As explained by CBC News : “Evelyn Korkmaz, who survived the St. Anne’s residential school in Fort Albany, Ont., criticized the prime minister for instead taking part in a Parliament Hill ceremony on the eve of the new federal statutory holiday meant to honour the children who died in residential schools and the survivors and communities affected by the system … ‘˜It’s like celebrating Remembrance Day, or reflecting on Remembrance Day on November the 10th rather than November the 11th.'”

In protest, some on Twitter have noted the particular family significance this time of year has for Justin Trudeau. As explained on Wikipedia his father Pierre …Trudeau died on September 28, 2000. His casket lay in state on Parliament Hill from September 30 to October 1 and the following day at Montrêal City Hall. On October 3, a state funeral was held at Notre-Dame Basilica in Montreal … eulogies were delivered by Trudeau’s friends … and then, memorably, by Trudeau’s eldest son Justin, whose moving tribute to his father reduced many listeners to tears.”

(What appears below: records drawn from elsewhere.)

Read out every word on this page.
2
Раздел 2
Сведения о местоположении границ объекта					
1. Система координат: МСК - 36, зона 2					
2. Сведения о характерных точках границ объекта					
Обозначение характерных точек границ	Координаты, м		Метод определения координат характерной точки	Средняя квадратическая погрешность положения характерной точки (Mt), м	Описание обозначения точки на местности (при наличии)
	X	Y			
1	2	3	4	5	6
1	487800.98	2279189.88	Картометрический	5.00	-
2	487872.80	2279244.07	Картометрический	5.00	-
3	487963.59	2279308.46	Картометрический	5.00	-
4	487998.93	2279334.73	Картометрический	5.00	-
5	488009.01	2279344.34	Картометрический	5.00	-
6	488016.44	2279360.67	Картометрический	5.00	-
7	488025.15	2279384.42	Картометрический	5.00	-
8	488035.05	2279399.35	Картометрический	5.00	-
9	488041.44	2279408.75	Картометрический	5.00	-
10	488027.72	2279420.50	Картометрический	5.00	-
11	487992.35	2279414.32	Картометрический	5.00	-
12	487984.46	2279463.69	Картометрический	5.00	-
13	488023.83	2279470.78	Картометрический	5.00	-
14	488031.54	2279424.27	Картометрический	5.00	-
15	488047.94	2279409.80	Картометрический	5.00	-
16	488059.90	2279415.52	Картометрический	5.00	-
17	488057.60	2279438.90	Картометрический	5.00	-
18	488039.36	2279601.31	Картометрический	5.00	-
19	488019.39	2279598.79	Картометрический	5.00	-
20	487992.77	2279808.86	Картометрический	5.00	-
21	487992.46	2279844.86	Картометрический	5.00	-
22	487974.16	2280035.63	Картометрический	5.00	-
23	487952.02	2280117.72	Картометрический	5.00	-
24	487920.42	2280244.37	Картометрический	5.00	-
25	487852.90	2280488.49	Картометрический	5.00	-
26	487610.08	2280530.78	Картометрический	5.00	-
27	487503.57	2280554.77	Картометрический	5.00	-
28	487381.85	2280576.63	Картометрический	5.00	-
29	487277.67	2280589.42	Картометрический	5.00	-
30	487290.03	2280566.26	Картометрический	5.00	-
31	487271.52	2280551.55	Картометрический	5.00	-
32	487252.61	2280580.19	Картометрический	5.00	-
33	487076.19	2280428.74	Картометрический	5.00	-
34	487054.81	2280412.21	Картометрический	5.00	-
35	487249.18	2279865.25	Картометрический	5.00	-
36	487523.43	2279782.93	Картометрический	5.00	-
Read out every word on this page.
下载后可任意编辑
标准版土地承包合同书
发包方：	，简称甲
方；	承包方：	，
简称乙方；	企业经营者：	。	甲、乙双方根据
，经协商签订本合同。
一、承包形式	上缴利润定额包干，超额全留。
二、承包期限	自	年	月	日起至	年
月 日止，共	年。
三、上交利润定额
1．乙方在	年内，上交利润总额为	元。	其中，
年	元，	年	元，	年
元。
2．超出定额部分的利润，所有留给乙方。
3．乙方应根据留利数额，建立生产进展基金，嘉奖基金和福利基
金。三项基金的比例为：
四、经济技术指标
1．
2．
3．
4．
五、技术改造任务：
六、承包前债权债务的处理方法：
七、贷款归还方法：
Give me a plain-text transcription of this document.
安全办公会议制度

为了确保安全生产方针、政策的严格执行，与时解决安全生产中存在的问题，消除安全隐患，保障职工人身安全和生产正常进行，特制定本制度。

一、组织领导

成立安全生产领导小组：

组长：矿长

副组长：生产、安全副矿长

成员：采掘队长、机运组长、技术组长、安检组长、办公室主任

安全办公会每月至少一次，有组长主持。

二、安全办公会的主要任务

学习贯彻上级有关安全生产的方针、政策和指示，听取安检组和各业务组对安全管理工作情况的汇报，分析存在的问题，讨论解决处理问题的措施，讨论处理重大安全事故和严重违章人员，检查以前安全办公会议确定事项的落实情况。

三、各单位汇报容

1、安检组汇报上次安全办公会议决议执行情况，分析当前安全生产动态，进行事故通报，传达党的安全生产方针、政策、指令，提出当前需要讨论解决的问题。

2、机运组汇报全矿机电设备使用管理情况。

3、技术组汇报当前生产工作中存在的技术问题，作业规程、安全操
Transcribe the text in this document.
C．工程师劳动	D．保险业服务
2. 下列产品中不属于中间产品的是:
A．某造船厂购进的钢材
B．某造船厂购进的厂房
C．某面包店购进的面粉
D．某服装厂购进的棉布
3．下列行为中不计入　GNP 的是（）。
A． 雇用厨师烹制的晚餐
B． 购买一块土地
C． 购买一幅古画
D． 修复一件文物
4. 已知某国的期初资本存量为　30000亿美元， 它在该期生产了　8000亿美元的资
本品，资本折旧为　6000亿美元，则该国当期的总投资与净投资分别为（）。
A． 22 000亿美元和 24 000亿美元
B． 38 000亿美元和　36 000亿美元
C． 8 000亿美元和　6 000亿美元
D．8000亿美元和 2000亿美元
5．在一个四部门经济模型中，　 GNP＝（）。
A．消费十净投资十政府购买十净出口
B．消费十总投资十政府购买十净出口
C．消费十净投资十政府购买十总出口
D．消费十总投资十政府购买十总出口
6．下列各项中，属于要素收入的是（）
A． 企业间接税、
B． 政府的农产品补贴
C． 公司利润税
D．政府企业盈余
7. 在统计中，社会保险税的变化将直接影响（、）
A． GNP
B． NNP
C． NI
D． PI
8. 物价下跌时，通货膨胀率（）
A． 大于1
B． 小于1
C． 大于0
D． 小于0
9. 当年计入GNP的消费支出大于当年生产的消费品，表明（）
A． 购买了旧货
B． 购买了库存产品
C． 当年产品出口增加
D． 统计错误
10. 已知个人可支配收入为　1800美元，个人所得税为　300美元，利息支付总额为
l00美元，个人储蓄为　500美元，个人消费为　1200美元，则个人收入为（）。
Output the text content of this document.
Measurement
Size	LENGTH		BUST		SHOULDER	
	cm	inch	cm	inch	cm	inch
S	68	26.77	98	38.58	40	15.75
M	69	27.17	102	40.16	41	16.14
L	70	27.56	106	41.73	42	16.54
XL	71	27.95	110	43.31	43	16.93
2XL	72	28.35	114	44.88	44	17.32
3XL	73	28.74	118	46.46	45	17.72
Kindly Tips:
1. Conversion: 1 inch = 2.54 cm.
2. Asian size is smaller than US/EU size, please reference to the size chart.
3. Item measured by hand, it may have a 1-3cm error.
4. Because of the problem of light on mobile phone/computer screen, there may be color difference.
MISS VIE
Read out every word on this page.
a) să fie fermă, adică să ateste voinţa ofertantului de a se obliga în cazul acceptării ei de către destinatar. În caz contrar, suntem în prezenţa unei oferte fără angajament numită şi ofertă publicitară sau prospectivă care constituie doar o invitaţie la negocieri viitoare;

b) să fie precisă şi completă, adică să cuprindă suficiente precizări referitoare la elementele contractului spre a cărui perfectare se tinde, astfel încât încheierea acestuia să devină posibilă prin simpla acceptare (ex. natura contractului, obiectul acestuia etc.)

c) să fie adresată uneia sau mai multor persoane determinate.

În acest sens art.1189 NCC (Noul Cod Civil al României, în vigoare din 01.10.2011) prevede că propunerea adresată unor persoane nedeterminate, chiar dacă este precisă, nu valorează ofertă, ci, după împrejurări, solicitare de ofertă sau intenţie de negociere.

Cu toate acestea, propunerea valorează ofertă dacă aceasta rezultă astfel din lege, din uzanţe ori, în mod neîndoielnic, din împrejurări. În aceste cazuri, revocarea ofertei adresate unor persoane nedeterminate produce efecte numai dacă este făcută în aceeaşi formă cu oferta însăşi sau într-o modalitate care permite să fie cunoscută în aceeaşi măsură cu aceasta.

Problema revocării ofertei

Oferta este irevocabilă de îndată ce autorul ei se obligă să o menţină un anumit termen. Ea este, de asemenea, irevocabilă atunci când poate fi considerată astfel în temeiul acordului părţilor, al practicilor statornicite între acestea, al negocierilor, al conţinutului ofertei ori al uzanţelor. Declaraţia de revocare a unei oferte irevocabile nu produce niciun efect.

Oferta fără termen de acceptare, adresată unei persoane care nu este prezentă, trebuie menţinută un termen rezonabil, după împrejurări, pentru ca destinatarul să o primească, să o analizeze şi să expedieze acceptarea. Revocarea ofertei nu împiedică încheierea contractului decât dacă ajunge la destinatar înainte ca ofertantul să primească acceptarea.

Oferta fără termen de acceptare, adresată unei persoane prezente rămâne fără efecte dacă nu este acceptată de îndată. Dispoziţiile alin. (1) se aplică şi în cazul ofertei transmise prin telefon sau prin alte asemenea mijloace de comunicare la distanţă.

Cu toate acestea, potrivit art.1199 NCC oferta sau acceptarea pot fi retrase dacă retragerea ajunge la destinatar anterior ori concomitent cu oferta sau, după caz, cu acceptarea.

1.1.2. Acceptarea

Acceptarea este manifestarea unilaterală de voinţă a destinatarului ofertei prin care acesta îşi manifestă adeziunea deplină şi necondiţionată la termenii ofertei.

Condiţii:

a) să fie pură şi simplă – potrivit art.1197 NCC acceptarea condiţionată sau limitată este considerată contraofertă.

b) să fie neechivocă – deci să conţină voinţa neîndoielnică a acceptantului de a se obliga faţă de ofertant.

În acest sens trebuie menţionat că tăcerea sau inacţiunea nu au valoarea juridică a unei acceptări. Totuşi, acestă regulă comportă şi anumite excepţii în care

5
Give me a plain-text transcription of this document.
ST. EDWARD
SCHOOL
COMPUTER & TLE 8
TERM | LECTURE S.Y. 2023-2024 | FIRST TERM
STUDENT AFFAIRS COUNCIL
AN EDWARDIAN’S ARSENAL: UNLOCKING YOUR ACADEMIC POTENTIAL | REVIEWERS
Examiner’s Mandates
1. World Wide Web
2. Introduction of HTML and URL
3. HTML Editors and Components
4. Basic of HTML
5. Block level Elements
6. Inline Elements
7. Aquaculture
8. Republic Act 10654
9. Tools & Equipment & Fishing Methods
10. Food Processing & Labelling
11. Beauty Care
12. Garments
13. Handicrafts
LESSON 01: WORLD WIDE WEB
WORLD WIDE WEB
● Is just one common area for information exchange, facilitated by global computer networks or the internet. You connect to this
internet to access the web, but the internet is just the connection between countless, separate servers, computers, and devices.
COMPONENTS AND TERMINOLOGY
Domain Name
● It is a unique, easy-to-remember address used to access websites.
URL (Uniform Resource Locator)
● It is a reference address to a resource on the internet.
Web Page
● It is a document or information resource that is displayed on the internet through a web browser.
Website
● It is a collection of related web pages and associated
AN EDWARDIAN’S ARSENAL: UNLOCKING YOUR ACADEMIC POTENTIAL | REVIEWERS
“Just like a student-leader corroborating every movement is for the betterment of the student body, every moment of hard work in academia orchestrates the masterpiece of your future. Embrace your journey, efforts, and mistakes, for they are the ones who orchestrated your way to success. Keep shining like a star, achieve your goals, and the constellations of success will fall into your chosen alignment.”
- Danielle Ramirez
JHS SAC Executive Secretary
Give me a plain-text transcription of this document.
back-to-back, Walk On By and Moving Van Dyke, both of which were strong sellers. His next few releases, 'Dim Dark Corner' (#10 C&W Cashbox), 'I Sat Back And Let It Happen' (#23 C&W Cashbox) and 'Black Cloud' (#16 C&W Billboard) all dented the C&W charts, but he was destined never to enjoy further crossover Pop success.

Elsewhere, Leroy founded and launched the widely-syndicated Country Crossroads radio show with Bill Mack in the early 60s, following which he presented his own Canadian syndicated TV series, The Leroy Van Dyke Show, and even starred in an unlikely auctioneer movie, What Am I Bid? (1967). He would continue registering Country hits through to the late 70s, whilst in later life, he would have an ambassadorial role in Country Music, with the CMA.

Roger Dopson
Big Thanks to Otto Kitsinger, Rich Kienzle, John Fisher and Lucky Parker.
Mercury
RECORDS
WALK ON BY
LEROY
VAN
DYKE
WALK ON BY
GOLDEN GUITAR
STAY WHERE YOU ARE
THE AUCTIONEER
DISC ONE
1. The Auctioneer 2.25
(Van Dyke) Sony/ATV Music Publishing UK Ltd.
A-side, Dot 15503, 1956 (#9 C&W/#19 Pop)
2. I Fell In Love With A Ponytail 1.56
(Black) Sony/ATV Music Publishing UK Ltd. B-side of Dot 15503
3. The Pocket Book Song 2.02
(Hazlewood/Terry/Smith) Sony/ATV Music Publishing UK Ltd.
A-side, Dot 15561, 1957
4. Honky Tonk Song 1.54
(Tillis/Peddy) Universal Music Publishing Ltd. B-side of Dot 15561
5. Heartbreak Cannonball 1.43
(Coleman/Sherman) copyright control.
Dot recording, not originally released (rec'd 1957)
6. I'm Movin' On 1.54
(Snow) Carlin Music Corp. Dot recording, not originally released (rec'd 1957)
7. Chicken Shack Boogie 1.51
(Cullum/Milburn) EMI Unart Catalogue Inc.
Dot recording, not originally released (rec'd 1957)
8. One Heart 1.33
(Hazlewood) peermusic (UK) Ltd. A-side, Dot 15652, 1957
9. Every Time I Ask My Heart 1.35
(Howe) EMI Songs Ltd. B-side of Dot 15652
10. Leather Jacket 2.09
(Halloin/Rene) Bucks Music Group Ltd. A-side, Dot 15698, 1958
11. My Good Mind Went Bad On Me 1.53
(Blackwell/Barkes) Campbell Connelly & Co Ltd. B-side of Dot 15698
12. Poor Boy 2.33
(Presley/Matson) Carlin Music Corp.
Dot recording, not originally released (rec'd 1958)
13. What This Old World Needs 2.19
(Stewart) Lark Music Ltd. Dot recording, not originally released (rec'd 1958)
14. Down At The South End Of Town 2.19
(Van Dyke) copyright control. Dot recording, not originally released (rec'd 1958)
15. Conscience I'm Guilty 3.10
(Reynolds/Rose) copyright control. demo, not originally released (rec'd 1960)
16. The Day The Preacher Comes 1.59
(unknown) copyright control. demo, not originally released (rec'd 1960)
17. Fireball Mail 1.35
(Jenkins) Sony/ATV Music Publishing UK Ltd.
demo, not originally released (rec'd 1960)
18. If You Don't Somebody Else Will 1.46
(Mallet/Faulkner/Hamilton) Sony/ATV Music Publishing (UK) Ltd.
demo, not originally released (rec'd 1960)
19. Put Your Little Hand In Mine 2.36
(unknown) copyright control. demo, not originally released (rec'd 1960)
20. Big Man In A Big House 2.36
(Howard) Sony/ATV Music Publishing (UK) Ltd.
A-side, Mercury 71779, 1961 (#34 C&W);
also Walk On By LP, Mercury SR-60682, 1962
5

October 2, 1975 was also the birthday of Justin Trudeau’s youngest brother, Michel Charles-Émile, whose death on November 13, 1998, in an avalanche while skiing in Kokanee Glacier Provincial Park in BC, was a widely reported ingredient in the death of Pierre Trudeau less than two years later.

Justin Trudeau’s most severe critics have dismissed all this as an explanation of his 2021 September 30 family trip to Tofino in BC, on the grounds that he has not always taken such a family holiday at this time of year. The thought that first officially remembering the tragedy of the Indigenous residential schools in 2021 may have brought the tragedy of his own brother’s and father’s deaths to mind, and that like all other Indigenous and Non-Indigenous Canadians, the prime minister has his own grief to work through, apparently eludes the mainstream media, and the prime minister’s conservative and other critics.

Personally, I am wondering just how many of the (Non-Indigenous and Indigenous) Canadians who voted for Trudeau Liberals on September 20, 2021 are actually seriously disturbed by the prime minister’s family trip to Tofino on September 30? And I note that along with the 32.6% of Canada-wide voters who chose Liberals this time, 15.5% did so in Alberta, 27.0% in BC, 33.6% in Quebec, 39.3% in Ontario, 42.3% in Nova Scotia, and 47.7% in Newfoundland and Labrador. At another geographic grain again, 12.2% voted Liberal in Regina, 16.5% in Edmonton, 19.2% in Calgary, 30.5% in Winnipeg, 36.5% in Vancouver, 38.2% in Hamilton, 41.1% in Montreal, 43.4% in Ottawa, 44.6% in Halifax, and 48.9% in Toronto. On October 3, 2021 — the 21st anniversary of the funeral of (the closet Canadian Métis?) Pierre Trudeau — I’m guessing that most of these people at least would still agree with the main thrust of Daniel Block’s September 29 article, “Justin Trudeau May Be the World’s Most Successful Progressive Leader … You don’t have to like him. But hear out his accomplishments.” (And now it is at least arguable that these accomplishments include the federal statutory holiday known as the National Day for Truth and Reconciliation, however it may be commemorated by Indigenous and Non-Indigenous Canadians alike.)